27. arriver
[construire une ville avec des mots]
Port Authority Bus Terminal, 23h37. Après plusieurs secousses très prononcées, le bus s’arrête net laissant échapper un bruit strident de freins mal entretenus puis déverse sans plus attendre sur le quai dépeuplé une poignée de voyageurs encore engourdis, plus ou moins défaits, voire avachis par leur interminable trajet. Un homme en uniforme, le logo de la compagnie de transport tissé sur le haut de sa manche, note l’heure d’arrivée du bus. Sur ce bout de trottoir pas de comité d’accueil ni de groupies surexcitées derrière des barrières de protection, le lieu ressemble plutôt à une sortie de service. Le bagagiste, impatient de terminer son service, ouvre la trappe à bagages. Chacun récupère son sac et se disperse. L’anonymat tisse sa toile détroussant de leur histoire les silhouettes vaporeuses englouties par la nuit opaque. Elle se retrouve seule, démunie, se questionnant sur la direction à prendre pour sortir du terminal. Au-delà du vide qui s’installe aux alentours, les flashbacks de son arrivée dans la mégalopole viennent la visiter comblant ainsi des pans de son cerveau pour le moment inopérant. La fatigue l’ankylose. Elle s’assoie sur son sac, consciente que la ville est là, en direction de la sortie. Le film de son arrivée se joue et se rejoue dans sa mémoire tel un film qui se rembobinerait et se projetterait en boucle jusqu’à l’infini. Eprouver encore une fois la sensation forte d’un but bientôt atteint. Retarder le moment. Profiter de cet instant en suspension et l’imprimer définitivement dans sa mémoire. Observer les palpitations de la ville juste avant la traversée du Queensboro Bridge et se dire que « ça y est, on y est à nouveau ». Le regard transperçant la vitre poussiéreuse du bus s’accroche au panorama, se laisse subjuguer par ce splendide paysage urbain.
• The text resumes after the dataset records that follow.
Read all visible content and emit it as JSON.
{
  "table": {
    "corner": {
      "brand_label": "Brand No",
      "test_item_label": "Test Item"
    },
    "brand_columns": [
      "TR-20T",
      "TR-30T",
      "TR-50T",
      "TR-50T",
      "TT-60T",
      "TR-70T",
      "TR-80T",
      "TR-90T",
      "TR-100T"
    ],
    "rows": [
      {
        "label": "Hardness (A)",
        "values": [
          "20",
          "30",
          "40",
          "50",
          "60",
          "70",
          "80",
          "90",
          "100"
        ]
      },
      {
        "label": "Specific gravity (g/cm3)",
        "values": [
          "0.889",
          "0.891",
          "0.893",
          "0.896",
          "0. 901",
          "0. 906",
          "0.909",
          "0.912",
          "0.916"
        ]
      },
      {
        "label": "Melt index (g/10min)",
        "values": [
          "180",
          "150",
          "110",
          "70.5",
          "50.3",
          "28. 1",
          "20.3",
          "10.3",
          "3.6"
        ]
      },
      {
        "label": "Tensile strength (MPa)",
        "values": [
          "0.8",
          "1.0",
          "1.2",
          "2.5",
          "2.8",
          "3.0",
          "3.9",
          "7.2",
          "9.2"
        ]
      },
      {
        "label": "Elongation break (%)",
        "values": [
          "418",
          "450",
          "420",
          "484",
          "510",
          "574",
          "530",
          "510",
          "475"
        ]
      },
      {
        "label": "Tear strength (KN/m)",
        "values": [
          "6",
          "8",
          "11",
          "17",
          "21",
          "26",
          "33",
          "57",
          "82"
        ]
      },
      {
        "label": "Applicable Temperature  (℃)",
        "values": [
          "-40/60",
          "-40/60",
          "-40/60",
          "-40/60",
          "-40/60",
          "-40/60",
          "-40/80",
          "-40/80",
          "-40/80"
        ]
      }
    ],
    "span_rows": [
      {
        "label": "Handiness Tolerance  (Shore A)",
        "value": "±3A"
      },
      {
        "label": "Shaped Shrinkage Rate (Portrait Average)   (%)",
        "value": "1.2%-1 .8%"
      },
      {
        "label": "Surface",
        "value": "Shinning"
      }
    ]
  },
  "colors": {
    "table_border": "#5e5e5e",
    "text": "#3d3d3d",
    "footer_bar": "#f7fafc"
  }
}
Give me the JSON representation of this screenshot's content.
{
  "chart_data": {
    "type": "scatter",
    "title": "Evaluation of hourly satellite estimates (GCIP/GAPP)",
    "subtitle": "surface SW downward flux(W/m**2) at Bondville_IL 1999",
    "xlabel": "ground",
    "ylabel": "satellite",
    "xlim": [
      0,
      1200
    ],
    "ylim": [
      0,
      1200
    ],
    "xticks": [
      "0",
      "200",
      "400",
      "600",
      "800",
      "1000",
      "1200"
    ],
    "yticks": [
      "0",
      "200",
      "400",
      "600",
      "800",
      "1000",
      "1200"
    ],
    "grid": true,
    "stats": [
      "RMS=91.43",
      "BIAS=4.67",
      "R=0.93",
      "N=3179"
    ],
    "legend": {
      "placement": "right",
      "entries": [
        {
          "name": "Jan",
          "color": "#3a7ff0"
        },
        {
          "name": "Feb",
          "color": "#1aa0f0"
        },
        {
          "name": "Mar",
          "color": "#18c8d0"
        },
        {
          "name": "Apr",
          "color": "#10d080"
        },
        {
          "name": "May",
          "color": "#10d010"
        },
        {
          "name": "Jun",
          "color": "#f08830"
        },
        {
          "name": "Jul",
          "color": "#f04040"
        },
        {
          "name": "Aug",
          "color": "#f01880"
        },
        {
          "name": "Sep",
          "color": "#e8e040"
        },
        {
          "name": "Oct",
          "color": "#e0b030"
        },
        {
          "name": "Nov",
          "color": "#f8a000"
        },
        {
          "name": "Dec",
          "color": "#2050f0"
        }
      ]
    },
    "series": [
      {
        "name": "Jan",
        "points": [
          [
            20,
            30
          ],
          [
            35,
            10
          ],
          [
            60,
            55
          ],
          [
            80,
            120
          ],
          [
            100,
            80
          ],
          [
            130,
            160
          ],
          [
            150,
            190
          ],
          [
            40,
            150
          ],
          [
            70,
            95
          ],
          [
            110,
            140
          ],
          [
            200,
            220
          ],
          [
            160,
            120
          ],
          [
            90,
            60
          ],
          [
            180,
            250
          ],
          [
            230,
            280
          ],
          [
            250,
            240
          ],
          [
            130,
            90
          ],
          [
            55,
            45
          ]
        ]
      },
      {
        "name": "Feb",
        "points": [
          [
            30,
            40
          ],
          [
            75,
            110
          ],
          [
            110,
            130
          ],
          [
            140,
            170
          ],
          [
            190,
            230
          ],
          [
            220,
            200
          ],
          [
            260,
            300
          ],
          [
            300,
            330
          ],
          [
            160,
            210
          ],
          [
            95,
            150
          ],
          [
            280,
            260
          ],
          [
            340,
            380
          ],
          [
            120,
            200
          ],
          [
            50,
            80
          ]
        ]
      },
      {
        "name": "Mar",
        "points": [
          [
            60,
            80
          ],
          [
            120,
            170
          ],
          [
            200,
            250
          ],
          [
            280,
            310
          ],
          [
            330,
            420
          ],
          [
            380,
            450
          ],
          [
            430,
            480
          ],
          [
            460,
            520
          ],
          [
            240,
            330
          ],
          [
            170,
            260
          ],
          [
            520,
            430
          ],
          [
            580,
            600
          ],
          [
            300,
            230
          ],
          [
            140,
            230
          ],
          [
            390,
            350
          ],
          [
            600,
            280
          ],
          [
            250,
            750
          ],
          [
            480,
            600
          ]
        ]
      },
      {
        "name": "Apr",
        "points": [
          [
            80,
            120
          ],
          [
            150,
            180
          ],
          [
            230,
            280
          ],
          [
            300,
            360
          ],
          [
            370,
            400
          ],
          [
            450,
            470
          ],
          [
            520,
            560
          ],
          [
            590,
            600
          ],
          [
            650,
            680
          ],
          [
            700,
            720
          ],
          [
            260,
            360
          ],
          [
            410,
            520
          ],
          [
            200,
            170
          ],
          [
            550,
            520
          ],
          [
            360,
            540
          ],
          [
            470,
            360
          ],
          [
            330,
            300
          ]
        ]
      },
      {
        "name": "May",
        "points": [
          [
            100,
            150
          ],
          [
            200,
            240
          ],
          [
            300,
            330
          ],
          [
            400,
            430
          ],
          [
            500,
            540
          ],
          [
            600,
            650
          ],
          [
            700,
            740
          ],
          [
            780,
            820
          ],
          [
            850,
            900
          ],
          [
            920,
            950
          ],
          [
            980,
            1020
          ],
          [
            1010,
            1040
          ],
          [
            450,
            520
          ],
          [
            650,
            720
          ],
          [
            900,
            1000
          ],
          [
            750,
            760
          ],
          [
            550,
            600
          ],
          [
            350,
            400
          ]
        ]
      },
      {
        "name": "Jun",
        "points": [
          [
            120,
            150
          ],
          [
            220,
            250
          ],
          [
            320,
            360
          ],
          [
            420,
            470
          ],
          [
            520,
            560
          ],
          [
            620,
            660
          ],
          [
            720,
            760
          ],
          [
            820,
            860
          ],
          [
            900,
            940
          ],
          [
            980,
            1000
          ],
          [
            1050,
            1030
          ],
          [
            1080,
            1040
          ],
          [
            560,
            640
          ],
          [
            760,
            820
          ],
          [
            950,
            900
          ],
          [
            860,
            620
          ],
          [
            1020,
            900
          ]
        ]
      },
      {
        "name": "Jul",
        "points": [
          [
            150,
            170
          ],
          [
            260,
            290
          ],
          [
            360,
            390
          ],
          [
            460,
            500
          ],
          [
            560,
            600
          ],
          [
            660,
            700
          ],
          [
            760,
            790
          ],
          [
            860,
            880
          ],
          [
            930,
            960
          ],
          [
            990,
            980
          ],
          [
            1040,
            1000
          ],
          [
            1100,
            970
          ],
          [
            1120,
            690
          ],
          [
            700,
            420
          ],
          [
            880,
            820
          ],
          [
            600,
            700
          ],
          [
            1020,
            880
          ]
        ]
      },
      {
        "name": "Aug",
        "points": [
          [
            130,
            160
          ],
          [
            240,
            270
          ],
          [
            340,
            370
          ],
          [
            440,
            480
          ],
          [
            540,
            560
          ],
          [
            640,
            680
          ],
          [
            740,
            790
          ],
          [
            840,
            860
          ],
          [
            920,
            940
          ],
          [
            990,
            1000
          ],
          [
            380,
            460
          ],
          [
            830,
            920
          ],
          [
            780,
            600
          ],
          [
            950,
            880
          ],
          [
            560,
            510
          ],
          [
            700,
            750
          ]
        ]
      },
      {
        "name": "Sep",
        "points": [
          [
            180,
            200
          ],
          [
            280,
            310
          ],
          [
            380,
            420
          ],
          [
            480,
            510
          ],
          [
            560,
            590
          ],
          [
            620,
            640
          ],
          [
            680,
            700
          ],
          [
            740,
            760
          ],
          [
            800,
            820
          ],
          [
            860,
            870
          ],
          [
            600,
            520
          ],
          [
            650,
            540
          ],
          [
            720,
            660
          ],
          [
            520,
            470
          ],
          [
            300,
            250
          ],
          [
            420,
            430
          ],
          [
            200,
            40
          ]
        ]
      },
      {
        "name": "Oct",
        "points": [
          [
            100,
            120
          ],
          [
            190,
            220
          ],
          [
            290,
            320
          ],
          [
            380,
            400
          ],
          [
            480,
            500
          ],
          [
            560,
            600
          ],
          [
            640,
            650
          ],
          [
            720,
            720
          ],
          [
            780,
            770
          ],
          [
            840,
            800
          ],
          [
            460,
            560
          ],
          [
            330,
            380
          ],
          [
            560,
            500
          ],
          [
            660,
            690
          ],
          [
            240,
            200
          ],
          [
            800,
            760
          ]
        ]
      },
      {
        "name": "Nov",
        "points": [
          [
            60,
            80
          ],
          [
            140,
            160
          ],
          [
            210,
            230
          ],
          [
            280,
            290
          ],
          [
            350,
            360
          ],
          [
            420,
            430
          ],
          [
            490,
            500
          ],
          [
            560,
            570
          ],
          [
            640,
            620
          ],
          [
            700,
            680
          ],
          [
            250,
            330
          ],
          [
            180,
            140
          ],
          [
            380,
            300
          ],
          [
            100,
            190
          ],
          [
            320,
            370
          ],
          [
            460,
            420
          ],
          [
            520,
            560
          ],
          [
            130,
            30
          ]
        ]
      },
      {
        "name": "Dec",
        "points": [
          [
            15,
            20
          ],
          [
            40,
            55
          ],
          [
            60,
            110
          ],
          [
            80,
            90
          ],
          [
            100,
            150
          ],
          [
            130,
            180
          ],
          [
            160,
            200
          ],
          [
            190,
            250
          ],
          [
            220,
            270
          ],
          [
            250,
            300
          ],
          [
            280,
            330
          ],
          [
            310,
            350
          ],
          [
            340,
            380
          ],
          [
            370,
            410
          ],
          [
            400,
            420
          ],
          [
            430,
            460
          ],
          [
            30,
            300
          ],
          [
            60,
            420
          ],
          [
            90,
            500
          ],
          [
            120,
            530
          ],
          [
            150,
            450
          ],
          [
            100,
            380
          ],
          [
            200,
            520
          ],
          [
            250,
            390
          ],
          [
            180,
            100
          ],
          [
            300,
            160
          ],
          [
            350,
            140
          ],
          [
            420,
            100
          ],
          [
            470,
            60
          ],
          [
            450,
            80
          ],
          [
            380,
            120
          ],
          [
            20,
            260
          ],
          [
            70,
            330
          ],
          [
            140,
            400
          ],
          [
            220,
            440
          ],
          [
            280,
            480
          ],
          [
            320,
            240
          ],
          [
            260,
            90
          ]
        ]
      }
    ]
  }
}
Frissons. Une carte postale vivante. L’image sans le son. Pas encore, il viendra plus tard lorsque le pont aura été franchi. Enchantement. Les lumières de la ville sont autant de petits lampions qui embrasent la nuit, laissant l’imaginaire vagabonder, libre, au-dessus des différents quartiers de la cité. Il est temps pour elle de poursuivre son chemin, de se fondre dans la nuit profonde et d’affronter les paradoxes de la ville.